Le moral des cotonculteurs africains est au plus bas : alors que les caisses des sociétés cotonnières sont vides, rien ne
semble à même d’enrayer la détérioration du marché avec des cours stagnant la semaine dernière dans la zone des 50 cents
la livre. Si personne ne comptait vraiment sur une issue favorable à l’Organisation mondiale du Commerce, où les Etats-Unis
ont encore refusé de céder sur les subventions directes à l’agriculture - dont les 4 milliards réservés au coton - beaucoup
espéraient un léger mieux du fait de la disparition des subventions à l’exportation qui s’appliquera à partir du 1er août
prochain. Il s’agit d’une somme plus modeste, 186 millions de dollars distribués aux exportateurs. Or pour l’instant, cette
décision obtenue à l’issue d’une plainte du Brésil contre les Etats-Unis, au lieu de doper les cours, les aurait plutôt fait
plonger. Explication avancée par le négoce : les Américains, souhaitant tirer le plus grand profit de ces aides accordées à
l’embarquement jusqu’à la fin du mois, ont envoyé le maximum de cargaisons vers la Chine, le premier pays consommateur, et
surtout celui qui a développé depuis deux ans la consignation, une technique commerciale qui autorise l’exportateur à
expédier sa marchandise avant d’avoir trouver preneur.
Dans un premier temps, la hausse des ventes américaines a favorisé la remontée des cours, les intervenants du marché
pensant que ce regain d’activité correspondait à une demande réelle, mais cet effet aura été de courte durée. On accuse
maintenant les Américains d’avoir artificiellement gonflé ces stocks consignés, d’où la tendance baissière du marché. Mais
cette vision ne fait pas l’unanimité, certains estiment au contraire que la perspective de la fin des subventions à l’exportation
n’a pour l’instant pas eu d’impact sur le marché. Premièrement parce qu’il n’y a pas que le coton américain qui attend preneur
en consignation, la plupart des origines sont à la disposition des consommateurs chinois, deuxièmement le volume disponible
dans les ports de Chine a reculé sans que les cours remontent.
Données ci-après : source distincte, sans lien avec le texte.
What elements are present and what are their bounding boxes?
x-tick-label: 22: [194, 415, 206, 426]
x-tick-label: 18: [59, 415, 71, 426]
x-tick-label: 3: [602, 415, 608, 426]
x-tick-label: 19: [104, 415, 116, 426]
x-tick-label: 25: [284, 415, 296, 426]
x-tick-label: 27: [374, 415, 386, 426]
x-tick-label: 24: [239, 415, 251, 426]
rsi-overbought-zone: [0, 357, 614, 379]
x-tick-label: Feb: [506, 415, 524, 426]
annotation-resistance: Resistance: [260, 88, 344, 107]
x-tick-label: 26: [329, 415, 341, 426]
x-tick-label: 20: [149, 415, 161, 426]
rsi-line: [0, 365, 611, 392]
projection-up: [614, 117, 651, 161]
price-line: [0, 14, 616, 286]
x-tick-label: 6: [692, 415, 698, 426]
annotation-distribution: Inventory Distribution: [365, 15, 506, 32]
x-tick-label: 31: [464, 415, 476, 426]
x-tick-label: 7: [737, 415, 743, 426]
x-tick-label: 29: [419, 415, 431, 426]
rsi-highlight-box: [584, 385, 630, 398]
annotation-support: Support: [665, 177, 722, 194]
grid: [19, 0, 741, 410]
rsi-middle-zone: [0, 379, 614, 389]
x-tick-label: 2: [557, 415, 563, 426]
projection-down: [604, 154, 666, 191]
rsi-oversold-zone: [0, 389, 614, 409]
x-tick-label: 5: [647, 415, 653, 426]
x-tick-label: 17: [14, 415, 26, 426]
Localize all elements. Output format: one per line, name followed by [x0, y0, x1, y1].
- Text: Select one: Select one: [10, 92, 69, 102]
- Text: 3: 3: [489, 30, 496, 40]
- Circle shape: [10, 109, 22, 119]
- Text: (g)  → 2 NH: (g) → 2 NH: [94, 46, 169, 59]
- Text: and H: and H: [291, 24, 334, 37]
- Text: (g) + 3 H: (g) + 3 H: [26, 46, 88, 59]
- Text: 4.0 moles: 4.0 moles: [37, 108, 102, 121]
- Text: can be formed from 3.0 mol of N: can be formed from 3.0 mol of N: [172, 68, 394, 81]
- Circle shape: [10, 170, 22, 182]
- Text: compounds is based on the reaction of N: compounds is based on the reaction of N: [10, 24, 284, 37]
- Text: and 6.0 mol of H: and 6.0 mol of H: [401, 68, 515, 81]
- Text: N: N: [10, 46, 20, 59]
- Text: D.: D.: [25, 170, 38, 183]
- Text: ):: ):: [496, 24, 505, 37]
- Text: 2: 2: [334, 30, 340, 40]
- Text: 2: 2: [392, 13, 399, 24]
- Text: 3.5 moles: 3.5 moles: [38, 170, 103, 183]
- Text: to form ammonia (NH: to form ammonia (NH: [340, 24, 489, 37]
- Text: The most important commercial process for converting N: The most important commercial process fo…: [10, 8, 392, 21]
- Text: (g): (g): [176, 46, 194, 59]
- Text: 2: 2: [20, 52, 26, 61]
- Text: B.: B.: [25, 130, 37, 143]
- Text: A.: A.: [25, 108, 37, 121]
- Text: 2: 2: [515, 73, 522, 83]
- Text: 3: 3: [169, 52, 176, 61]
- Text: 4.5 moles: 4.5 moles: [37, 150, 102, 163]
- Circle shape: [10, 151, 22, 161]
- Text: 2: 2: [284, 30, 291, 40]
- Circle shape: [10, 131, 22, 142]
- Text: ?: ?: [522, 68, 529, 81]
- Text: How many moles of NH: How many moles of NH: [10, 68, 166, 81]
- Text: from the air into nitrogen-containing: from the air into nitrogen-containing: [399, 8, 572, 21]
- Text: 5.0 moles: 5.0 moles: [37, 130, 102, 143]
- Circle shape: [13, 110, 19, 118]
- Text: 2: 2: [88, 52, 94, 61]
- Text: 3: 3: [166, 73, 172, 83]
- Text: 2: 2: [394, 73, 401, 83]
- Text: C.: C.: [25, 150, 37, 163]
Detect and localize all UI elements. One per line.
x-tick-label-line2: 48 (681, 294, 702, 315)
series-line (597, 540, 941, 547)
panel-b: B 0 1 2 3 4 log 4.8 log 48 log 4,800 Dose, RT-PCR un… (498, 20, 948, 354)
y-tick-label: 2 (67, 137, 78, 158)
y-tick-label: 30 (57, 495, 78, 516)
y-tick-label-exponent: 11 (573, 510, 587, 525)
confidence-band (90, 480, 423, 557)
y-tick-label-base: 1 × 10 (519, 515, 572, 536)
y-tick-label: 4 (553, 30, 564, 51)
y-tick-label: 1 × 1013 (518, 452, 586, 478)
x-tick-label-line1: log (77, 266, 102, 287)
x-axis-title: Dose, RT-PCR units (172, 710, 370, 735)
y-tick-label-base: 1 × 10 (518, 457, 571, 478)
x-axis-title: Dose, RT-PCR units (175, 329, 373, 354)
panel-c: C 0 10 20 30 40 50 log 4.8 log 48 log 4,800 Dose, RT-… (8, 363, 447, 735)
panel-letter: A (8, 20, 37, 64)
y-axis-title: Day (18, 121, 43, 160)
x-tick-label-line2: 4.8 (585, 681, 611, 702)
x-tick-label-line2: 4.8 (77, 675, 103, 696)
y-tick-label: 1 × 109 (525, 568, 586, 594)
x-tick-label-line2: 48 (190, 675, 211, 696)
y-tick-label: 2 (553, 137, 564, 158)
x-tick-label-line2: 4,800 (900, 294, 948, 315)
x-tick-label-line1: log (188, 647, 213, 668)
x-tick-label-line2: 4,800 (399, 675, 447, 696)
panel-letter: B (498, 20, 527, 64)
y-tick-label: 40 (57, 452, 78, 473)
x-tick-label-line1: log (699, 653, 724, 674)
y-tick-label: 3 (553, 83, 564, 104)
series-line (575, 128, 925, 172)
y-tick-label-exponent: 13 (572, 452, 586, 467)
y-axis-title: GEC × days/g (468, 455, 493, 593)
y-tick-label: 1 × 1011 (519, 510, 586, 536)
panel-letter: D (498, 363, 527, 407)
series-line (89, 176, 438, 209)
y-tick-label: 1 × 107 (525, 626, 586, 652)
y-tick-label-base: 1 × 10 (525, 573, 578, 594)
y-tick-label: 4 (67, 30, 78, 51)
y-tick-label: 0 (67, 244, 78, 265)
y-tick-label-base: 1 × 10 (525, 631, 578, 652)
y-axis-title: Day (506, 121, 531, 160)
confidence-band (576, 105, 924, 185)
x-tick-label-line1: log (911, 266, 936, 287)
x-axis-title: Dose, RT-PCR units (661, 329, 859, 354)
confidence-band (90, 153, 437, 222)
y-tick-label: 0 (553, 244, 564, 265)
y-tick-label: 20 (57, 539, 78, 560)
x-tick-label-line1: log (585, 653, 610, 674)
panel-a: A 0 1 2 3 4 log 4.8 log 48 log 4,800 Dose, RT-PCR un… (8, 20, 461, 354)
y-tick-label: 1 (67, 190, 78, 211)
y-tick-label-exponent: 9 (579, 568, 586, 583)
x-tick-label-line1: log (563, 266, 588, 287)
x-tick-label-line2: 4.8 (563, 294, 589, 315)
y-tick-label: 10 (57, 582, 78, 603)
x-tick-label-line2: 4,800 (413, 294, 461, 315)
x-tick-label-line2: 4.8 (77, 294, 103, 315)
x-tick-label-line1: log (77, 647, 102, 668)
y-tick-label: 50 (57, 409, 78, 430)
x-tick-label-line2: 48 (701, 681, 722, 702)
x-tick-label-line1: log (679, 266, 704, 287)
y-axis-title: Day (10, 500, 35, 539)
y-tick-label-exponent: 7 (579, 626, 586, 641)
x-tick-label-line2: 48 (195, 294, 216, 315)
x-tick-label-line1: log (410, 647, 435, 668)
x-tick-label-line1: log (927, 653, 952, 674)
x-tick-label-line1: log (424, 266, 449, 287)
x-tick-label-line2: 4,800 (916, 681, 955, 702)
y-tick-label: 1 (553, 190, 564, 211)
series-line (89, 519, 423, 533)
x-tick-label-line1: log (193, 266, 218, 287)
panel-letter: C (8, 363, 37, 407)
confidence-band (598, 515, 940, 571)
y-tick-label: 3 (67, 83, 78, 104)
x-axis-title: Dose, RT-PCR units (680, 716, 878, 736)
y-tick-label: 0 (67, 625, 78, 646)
Alors si ce n’est pas du côté du principal vendeur - les Etats-Unis représentent 40 % du volume des exportations - qu’il faut
chercher la cause du marasme actuel, cela ne peut être que du côté du premier consommateur, la Chine. Après avoir acheté 2
600 000 tonnes de fibre cette année, Pékin n’a toujours pas émis de nouveaux certificats d’importation, et c’est l’attente de
cette décision qui tient aujourd’hui le marché en haleine. L’Association cotonnière chinoise a carrément annoncé qu’il n’y
aurait plus d’importations avant 2007. Une nouvelle qui relève plus de la propagande que de l’information. Il est vrai que si
cela se confirmait, avec ou sans la suppression des subventions américaines à l’exportation, cela compliquerait sérieusement
les derniers mois de l’année, puisqu’on escompte encore vendre un million de tonnes de coton aux Chinois.